Seseorang menjawab dari seberang dengan suara lembut, "Hallo Saraswati. Kau masih ingat menelepon kami? Tuhan, tiga tahun sudah kami menunggu dering telepon darimu." Suara Sam terdengar parau.Â
"Ya, maaf, aku mengganggumu dini hari begini. Kalian baik-baik saja, kan?"
"Ya, kami sehat-sehat saja. Imah sekarang bertambah kurus."
Aku mendesah. "Bagaimana dengan istri... eh... maaf. Maksudku penggantiku. Apakah sudah..."
Sam cepat menyela. "Kami tetap mengharapkanmu Saraswati. Tidak seorang pun perempuan yang berhak menjadi Ibu Kartini di rumah kita. Hanya kau seorang!" Dia terdiam agak lama.
"Pulsa mahal, Sam!" Aku menggoda. Dia tergelak ragu-ragu.
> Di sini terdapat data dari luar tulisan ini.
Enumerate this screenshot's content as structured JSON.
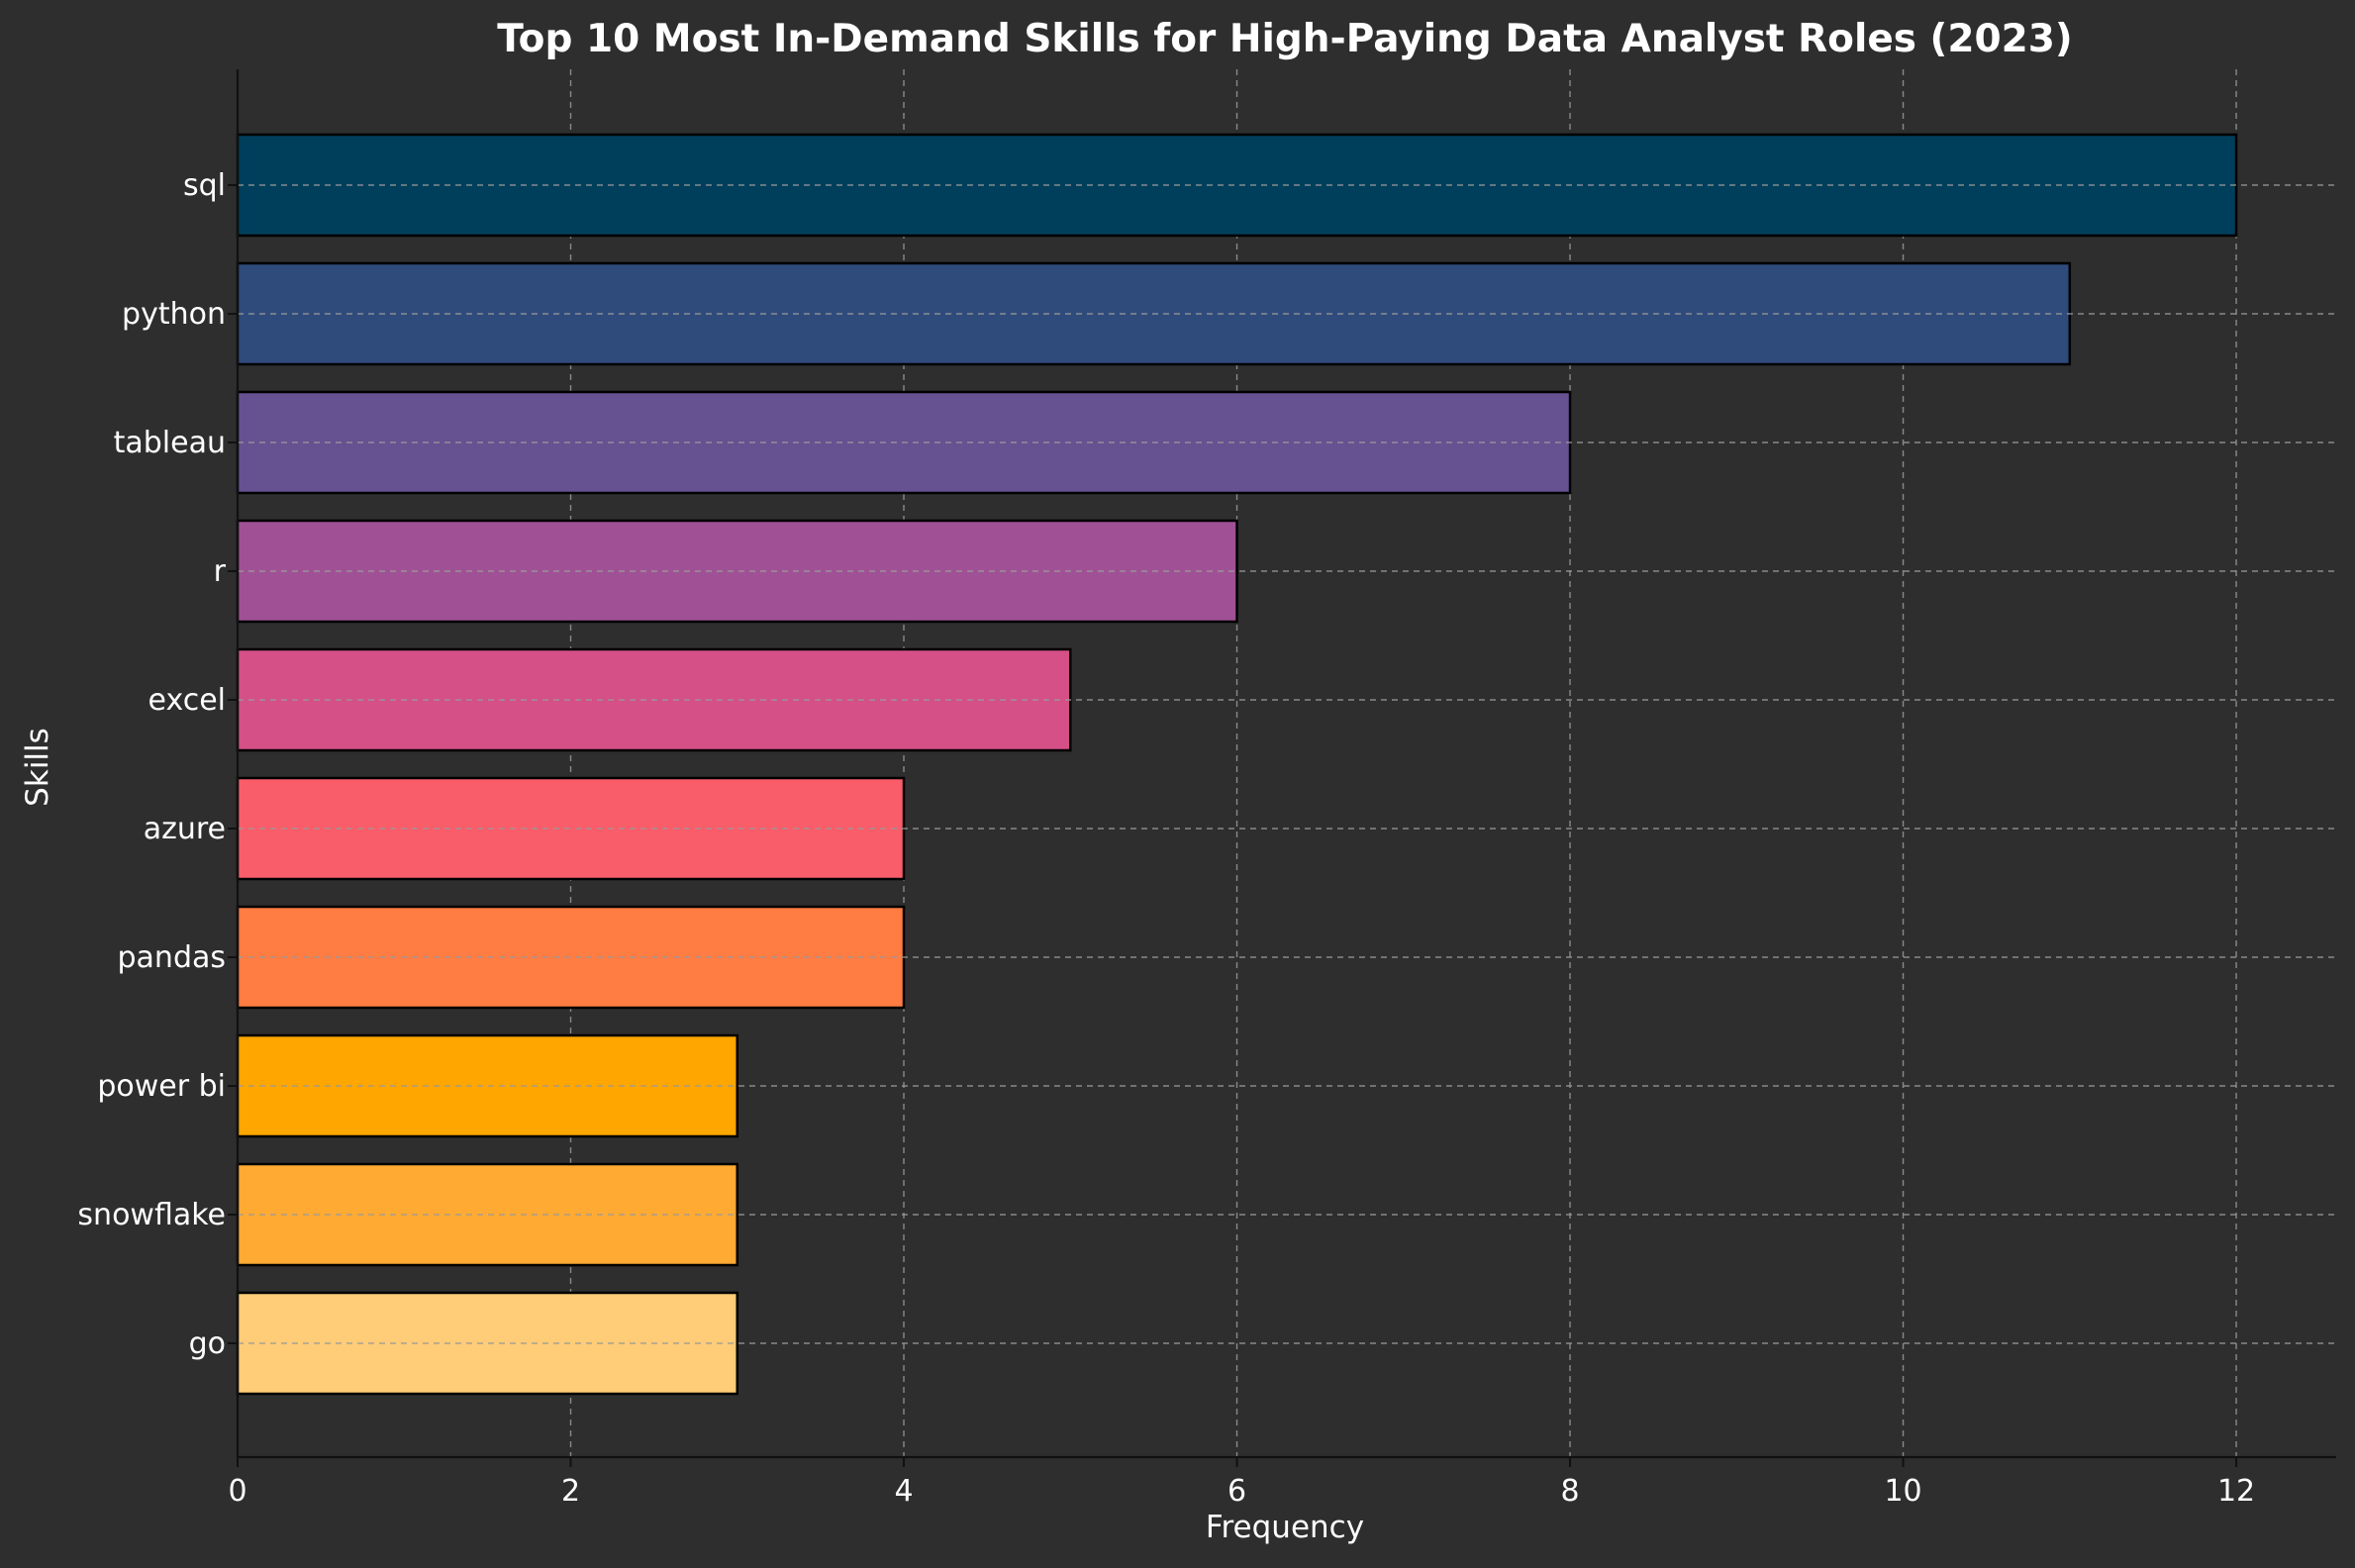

"Saraswati, aku minta maaf atas semuanya. Aku terlalu egois. Jujur kukatakan, bahwa kepiawaianmu menjadi sekretaris telah menyulut kecemburuanku. Tapi itu dulu. Sekarang kami sangat menginginkanmu lagi. Tidak perduli apakah kau telah menjadi seorang direktur sekalipun. Tidak perduli apakah kau sesibuk apapun. Tapi kau adalah pilihan kami. Ibu kami."
"Aku bersedia, Sam. Aku akan kembali. Kita memang harus sama-sama mengerti hak dan kewajiban masing-masing."
Mendadak kudengar suara nyaring Imah. Dia memanggilku; Ibu. Tuhan, aku ingin cepat-cepat pulang. Aku ingin kembali ke pangkuan orang-orang yang mencintai dan menyayangiku. Ah, Kartini memang tidak pernah mengharapkan kaumnya melupakan kodratnya sebagai ibu keluarga, di samping tugasnya menjadi ibu kehidupan.Â
Lama kudengar tawa Imah yang nyaring, sampai tanpa sadar matahari telah menyembul dari timur. Dan kopiku pun sudah dingin. Dan sepinggan mie rebus pun sudah mengembang. Seorang penjemputku sekonyong melambai di ujung peron. Aku tersenyum lega. Kubayar makanan dan minumanku, lalu bergegas menyongsong hari.